I recently learned more about Nora Ephron’s early writing experiences from Chip and Dan Heath’s 2007 book Made to Stick: Why Some Ideas Survive and Others Die. The authors interviewed Ephron and she recalled for them the first day of her high school journalism class when the teacher gave the students their assignment. They were to write the first sentence of a newspaper story — the sentence called the lead (AKA lede) — that all-important beginning. The teacher provided the necessary facts:
“Kenneth L. Peters, the principal of Beverly Hills High School, announced today that the entire high school faculty will travel to Sacramento next Thursday for a colloquium in new teaching methods. Among the speakers will be anthropologist Margaret Mead, college president Dr. Robert Maynard Hutchins, and California governor Edmund ‘Pat’ Brown.”

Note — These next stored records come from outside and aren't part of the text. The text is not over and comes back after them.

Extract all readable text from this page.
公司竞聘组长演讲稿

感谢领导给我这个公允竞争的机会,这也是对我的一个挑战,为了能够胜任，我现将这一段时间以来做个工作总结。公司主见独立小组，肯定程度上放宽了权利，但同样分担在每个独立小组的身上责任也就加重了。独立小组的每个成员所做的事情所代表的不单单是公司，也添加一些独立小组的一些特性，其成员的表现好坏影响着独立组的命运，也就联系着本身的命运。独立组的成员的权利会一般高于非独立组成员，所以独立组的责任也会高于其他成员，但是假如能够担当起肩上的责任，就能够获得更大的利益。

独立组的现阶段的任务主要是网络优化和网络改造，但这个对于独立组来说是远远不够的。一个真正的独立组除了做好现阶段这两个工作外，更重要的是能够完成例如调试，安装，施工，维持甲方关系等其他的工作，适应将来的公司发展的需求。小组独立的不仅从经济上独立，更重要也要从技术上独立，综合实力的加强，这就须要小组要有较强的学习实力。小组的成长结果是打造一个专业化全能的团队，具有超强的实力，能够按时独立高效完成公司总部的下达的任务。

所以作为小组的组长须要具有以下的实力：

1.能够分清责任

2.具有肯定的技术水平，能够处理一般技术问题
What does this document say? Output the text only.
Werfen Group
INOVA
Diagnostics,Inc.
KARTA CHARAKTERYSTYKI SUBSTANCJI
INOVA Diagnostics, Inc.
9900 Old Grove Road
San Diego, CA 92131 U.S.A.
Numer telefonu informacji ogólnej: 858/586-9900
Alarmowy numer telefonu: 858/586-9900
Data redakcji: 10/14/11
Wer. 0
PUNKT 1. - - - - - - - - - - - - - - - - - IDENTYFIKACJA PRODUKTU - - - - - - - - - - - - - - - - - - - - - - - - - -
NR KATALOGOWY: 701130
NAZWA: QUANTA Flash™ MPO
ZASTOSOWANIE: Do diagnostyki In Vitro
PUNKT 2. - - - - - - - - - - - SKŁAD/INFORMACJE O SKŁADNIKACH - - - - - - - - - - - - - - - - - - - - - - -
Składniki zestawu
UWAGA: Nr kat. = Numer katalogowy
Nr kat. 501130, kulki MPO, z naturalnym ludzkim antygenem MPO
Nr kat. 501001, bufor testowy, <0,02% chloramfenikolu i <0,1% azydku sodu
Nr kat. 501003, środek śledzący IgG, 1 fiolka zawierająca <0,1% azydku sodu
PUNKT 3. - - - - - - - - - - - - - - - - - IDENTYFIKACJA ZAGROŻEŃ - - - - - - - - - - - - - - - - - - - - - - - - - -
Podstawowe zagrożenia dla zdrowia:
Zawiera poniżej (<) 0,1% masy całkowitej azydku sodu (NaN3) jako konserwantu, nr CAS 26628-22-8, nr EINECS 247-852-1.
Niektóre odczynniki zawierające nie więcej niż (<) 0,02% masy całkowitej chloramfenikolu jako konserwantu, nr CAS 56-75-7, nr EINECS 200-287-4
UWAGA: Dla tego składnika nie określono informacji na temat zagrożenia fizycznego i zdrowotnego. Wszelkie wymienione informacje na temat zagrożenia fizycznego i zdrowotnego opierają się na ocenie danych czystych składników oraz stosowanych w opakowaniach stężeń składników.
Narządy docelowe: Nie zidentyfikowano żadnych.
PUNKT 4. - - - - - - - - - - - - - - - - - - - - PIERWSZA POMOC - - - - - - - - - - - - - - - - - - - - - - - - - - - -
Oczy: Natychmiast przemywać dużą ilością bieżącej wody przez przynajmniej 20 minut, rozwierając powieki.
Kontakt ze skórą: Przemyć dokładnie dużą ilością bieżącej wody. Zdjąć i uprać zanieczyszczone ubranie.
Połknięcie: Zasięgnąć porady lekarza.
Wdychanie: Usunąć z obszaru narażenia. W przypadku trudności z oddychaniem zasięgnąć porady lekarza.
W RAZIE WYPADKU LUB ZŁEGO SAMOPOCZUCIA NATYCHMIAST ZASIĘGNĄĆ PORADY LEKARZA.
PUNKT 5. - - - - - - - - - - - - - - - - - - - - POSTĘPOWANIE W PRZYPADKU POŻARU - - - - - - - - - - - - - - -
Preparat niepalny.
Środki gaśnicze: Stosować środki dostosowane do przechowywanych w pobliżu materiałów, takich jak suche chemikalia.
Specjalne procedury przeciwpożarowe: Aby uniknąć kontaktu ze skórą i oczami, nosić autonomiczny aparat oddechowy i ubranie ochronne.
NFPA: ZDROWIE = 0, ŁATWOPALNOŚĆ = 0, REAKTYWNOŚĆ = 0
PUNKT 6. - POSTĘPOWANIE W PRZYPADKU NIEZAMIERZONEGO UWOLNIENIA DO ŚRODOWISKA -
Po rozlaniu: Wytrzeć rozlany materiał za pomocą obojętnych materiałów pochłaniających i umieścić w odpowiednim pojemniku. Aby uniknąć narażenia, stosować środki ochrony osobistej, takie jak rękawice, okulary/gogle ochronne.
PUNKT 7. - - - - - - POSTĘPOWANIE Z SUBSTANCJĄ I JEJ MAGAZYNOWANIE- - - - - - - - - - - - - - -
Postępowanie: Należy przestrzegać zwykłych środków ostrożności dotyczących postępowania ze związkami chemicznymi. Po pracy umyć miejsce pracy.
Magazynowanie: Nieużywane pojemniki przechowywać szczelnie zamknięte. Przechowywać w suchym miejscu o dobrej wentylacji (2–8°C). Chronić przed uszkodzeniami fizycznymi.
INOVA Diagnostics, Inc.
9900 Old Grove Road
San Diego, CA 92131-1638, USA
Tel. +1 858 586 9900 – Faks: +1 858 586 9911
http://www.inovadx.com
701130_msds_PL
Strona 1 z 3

The students began to write the first lead in what many hoped would be a successful career in journalism. The authors say that Ephron and all her fellow students began to pound away on their manual typewriters reordering and condensing the facts into a single sentence: “Governor Pat Brown, Margaret Mead, and Robert Maynard Hutchins will address the Beverly Hills High School faculty Thursday in Sacramento…blah, blah, blah.”
Nora Ephron continued her story saying that the teacher picked up all the pieces of paper and scanned them before tossing them aside. He looked at the students and said, “The lead to the story is ‘There will be no school next Thursday.’”
I immediately saw how the teacher had moved the students away from just the “factual story” to the “readers of the story.” In other words, what in the story mattered to the reader.
Ephron went on, “It was a breathtaking moment. In that instant I realized that journalism was not just about regurgitating the facts but about figuring out the point. It wasn’t enough to know the who, what, when, and where; you had to understand what it meant. And why it mattered.”
Here’s Your Memoir Takeaway
When you write, think about your readers…the meaning of your story for your readers. Consider your story from their perspective. True, the memoir is about you, but it needs to be told with the perspective of your reader in mind.
Now, go back and read the first sentence in your memoir. Can you improve it? Then go to the first sentence, the lead, of each chapter. Imagine you are a reader rather than the writer. Does the sentence engage you and provide you with meaning?